Thursday, August 07, 2008

In Praise of Breastfeeding

Dr. Melissa Bartick—a friend of mine who also happens to be a breastfeeding advocate—recently had an article, "Let's Get Serious About Promoting Breastfeeding," published in The Huffington Post. She mentions The Ten Steps to Successful Breastfeeding as outlined by the UNICEF/WHO Baby Friendly Hospital Initiative in the United States.

I'm not an expert on the subject, but I'm amazed that breastfeeding would even need advocacy. If anything, I'd think that formula feeding would "need" it. And I suppose the formula feeding does get some very effective advocacy from marketers who stand to make profits from pushing formula on people who don't really need to use it. The preponderance of evidence suggests that, in many cases, breastfeeding is healthier for children as well as economically and environmentally advisable.

Anyway, with today being the end of World Breastfeeding Week, I figure this is a good time to return to the subject as it relates to celiac disease. As Nancy Lapid points out, the current wisdom is that breastfeeding with a slow introduction to gluten between the fourth and sixth months can significantly reduce or postpone the emergence of celiac disease among infants. As I've mentioned previously, Swedish findings on this subject were dramatic, appearing to eliminate a very large number of infant cases—though not all of them. (Note that the recommendation is different than the "exclusive breast-feeding for the first six months" practice suggested by some breastfeeding advocates.

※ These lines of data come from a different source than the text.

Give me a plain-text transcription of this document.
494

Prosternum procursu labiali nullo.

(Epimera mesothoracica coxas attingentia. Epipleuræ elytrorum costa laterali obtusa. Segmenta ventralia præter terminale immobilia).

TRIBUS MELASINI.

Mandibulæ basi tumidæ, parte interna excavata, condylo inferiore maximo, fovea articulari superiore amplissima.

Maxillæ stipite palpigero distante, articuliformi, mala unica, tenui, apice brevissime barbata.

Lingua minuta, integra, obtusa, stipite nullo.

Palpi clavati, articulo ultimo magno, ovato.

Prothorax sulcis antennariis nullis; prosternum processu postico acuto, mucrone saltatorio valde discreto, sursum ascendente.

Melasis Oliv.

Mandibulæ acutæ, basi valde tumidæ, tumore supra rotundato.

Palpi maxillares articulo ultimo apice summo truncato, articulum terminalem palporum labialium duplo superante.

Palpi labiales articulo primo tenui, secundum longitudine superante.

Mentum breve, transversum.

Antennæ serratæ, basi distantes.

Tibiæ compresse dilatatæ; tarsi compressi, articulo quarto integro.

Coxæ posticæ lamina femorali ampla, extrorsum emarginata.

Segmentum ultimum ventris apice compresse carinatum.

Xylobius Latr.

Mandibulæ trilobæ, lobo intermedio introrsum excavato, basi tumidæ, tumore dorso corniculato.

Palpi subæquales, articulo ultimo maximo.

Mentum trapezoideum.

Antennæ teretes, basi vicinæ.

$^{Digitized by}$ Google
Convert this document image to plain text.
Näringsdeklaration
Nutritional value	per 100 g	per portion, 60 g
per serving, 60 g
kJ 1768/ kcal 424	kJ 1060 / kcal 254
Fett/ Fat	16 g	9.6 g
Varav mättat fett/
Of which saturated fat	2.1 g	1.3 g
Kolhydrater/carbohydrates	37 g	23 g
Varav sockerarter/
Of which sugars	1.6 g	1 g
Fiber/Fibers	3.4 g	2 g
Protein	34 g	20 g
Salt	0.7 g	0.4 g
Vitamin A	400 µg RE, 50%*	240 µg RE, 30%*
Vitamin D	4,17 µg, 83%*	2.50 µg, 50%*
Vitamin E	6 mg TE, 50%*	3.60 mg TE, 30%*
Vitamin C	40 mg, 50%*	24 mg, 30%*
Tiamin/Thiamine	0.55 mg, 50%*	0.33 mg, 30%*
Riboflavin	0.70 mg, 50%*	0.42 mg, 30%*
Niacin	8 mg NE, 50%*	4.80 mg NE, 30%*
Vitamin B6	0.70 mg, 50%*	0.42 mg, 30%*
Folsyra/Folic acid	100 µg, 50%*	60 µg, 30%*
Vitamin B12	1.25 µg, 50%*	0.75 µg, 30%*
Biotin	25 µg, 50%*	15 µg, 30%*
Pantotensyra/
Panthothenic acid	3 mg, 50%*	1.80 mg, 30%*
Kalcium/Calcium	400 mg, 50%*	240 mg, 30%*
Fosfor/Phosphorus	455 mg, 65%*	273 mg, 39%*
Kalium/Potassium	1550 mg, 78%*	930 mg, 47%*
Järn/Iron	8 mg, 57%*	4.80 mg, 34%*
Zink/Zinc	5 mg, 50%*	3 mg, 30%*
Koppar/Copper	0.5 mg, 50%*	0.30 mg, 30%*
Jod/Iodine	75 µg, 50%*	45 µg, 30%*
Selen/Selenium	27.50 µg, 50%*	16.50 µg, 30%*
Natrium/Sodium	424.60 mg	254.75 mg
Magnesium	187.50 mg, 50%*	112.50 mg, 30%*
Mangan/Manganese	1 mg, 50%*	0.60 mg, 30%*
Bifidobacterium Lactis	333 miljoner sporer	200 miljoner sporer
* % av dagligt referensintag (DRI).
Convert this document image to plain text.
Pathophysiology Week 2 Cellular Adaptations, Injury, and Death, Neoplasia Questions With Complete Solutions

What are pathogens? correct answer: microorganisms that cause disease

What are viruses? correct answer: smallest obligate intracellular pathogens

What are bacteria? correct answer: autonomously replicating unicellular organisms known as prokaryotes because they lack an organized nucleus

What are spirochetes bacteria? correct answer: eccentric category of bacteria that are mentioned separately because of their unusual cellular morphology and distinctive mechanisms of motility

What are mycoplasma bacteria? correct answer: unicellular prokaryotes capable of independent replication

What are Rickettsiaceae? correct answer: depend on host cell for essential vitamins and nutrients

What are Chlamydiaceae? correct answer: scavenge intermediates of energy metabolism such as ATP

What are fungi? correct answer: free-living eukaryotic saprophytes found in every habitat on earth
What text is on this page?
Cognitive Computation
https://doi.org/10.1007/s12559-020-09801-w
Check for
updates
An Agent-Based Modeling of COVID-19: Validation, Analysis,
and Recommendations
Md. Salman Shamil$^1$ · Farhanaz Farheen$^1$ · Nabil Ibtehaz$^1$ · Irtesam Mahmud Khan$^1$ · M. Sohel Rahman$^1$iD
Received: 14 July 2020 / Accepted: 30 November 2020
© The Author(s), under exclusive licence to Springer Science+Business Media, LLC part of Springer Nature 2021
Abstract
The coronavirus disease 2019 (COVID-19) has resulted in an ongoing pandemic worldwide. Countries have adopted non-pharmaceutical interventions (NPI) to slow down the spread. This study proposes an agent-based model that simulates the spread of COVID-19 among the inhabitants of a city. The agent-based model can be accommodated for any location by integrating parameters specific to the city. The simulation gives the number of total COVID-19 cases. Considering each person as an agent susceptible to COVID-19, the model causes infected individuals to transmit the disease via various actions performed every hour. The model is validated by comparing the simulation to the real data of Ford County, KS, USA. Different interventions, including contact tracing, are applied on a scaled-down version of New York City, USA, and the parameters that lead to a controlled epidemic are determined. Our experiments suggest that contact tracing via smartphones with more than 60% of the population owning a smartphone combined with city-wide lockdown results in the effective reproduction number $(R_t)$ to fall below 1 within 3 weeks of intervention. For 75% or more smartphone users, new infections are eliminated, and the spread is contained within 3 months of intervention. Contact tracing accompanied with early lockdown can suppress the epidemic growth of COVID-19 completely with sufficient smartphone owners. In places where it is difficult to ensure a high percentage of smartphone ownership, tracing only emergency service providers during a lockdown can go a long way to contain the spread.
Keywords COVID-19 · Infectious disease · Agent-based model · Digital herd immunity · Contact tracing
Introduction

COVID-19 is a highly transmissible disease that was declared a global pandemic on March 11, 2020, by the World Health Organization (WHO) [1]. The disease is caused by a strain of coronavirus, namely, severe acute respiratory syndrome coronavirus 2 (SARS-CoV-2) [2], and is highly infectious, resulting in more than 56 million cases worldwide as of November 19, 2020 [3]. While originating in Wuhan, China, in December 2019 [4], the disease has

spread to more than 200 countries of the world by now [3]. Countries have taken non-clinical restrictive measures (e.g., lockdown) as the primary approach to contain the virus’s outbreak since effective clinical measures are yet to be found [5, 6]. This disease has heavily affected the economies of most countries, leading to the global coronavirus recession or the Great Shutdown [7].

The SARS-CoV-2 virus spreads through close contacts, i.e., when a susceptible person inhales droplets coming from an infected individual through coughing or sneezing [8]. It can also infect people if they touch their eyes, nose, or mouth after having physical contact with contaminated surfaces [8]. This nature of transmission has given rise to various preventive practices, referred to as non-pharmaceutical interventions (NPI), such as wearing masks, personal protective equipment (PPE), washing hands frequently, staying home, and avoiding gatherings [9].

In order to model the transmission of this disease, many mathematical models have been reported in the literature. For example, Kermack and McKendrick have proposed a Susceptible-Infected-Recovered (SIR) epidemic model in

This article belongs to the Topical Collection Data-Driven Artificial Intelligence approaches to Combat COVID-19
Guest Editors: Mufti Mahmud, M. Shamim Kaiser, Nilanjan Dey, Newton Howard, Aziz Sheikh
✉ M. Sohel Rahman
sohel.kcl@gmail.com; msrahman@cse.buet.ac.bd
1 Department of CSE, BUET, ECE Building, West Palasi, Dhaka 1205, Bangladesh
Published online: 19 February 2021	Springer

This discrepancy needs to be addressed!)

Breastfeeding isn't easy for all women, but coaches can address many problems women face regarding breastfeeding.

Breastfeeding advocates argue that public policy support of breastfeeding as a form of preventative care can save money in the long run by protecting children from health problems. A similar "economic" case can be made for public policy that supports at least stalling celiac disease through strategically timed breastfeeding. And a similar case can be made for getting more people screened and properly advised regarding celiac disease. In other words: Enabling people on gluten-free and other medical diets to receive insurance coverage for visits to dietitians and nutritionists should save money in the long run, and encourage professionals to become better informed.